Tuesday, April 3, 2012

1940 Census

The 1940 census was released yesterday. I guess there was a computer glitch in the delivery or I guess I should say so many interested genealogists that the computers couldn't keep up. Anyway, I stayed away yesterday but thought I'd check this evening. I struck gold right away on ancestry.com.

Nebraska, Custer County, Lillian Township. On the first page:

Irene Russell, line 10, a school teacher living with Charles and Margie Estes.
Ben T. Russell, line 17, age 61, renter operator of a farm
Predmore family, Rufus, Bula and kids, line 18; Rufus was the father of dad's first wife. She was grown and gone by 1940.
Anton Hansen and his wife Grace and kids, line 37; neighbors when we lived on the Lakeman place. I have a very faint memory of Anton and his wooden leg. Grace was the enumerator of this part of the census.
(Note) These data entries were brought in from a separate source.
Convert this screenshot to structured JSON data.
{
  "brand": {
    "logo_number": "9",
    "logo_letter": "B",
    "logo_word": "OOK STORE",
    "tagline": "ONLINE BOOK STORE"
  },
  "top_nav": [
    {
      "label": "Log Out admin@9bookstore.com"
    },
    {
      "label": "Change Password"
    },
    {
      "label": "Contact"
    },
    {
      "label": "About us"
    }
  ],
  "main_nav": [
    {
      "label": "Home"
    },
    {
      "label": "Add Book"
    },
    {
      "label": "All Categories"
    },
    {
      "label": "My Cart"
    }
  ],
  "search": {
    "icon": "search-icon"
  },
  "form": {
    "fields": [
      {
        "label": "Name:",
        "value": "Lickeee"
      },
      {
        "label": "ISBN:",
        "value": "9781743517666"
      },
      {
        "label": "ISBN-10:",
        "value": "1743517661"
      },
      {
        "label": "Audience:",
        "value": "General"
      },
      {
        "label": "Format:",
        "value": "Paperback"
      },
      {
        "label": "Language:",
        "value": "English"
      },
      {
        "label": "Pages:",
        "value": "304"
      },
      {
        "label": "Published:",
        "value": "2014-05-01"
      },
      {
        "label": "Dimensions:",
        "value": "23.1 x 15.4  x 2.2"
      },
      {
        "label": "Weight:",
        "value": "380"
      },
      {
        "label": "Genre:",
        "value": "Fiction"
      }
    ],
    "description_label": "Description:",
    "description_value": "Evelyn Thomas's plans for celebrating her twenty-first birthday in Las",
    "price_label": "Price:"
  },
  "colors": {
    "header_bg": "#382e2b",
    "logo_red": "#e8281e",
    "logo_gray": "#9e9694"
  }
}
But where is dad? If he was renting the Lakeman place in 1940, he should have been listed between the Predmores and Hansens. Hmm. Was he working for someone elsewhere? I don't see him in Lillian, Milburn or Sargent townships. Maybe he was in Wyoming. Maybe he was working as a hired man in another part of the county. Maybe I'll have to wait for the 1940 census index to be completed before I find him.

Others I see:
On page 2 I see Barent and Annie Ottun and four children on lines 65 thru 70.
Page 3, my grandmother, Della Russell and son Glenn Patch who was dad's half-brother, lines 17 and 18
page 4, Earl Patch, another half-brother, line 75

Names like Greenstreet, Lacy, Jezbera, Willhoit bring back memories of all the conversations dad and I had about his past. I see Temp and Hazel Wykoff, neighbors my sister and I visited one time, on horseback. I see Andrew Miller and know he was living on what has been immortalized in our family as The Miller Place. We moved there in 1964 - a great place for a kid to grow up!

If I was better with images I would include them here. Instead, I would suggest anyone interested in seeing the images go to ancestry.com and see if the 1940 census is free. (I have a subscription so I don't know what it looks like if you don't have one.) Another location to check is the National Archives website. Keep in mind there is no index. All around the world, dedicated genealogists are working feverishly to get it indexed as quickly as possible. But it will probably be months before that happens. (If you are looking on the National Archives site, you need to look for Nebraska, Custer, then you need to look for Enumeration district 21-27, Lillian.)

This has been a long and rambley sort of post but it has been fun to travel down the river road again and over the hill to Round Valley and to see the names of loved ones and neighbors and to remember dad.